260. The method of claim 259, wherein the cell is a hematopoietic stem cell.

261. The method of claim 259, wherein the stem cell is a pluripotent stem cell, preferably an induced pluripotent stem cell.

262. A modified cell obtained or obtainable by the method of any one of claims 251-261.

263. A modified human cell obtained or obtainable by the method of claim 41.

264. A modified cell obtained or obtainable by the method of claim 58.
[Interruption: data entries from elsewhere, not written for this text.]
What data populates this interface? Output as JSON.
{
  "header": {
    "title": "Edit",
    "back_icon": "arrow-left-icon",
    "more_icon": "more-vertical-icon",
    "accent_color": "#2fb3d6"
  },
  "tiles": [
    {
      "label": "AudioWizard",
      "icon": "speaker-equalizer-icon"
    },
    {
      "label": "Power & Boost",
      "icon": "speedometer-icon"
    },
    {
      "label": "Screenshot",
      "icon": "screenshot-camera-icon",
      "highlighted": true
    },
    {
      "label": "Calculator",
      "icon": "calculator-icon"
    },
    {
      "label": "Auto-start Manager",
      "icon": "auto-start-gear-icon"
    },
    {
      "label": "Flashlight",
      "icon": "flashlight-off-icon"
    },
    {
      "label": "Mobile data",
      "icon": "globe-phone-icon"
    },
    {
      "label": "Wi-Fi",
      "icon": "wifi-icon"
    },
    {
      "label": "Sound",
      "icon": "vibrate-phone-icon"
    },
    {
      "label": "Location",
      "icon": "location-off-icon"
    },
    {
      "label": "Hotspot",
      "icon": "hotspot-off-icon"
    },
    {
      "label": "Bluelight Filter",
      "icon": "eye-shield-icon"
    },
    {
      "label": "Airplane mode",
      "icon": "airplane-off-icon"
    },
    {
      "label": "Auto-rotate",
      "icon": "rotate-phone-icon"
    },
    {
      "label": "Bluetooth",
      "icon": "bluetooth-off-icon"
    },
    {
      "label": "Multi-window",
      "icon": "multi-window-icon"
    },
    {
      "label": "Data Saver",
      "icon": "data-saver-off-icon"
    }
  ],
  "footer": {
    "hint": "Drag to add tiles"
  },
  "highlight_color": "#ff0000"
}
265. The modified cell of claim 264, wherein the cell is a eukaryotic cell, preferably a human cell.

266. The modified cell of any one of claims 263-265, wherein the cell is a T cell.

267. The modified cell of claim 266, wherein the T cell is a CAR-T cell.

268. The modified cell of any one of claims 263-265, wherein the cell is a stem cell.

269. The modified cell of claim 268, wherein the cell is a hematopoietic stem cell.

270. The modified cell of claim 268, wherein the cell is a pluripotent stem cell, preferably an induced pluripotent stem cell.

271. The use of a CasΦ nuclease to introduce a first modification in a first gene and a second modification in a gene according to the method of any one of claims 179 to 186.

272. The use of a programmable CasΦ nuclease, programmable nuclease or a cas nuclease to modify a cell according to the method of any one of claims 251 to 261.

273. The method of claim 251 or claim 252, wherein the introducing comprises lipid nanoparticle delivery of nucleic acid encoding the programmable CasΦ nuclease, programmable nuclease or cas nuclease and the guide nucleic acid.

274. The method of claim 273, wherein the nucleic acid further comprises a donor polynucleotide.

275. The method of claim 273 or claim 274, wherein the nucleic acid is a viral vector.

276. The method of claim 275, wherein the viral vector is an AAV vector.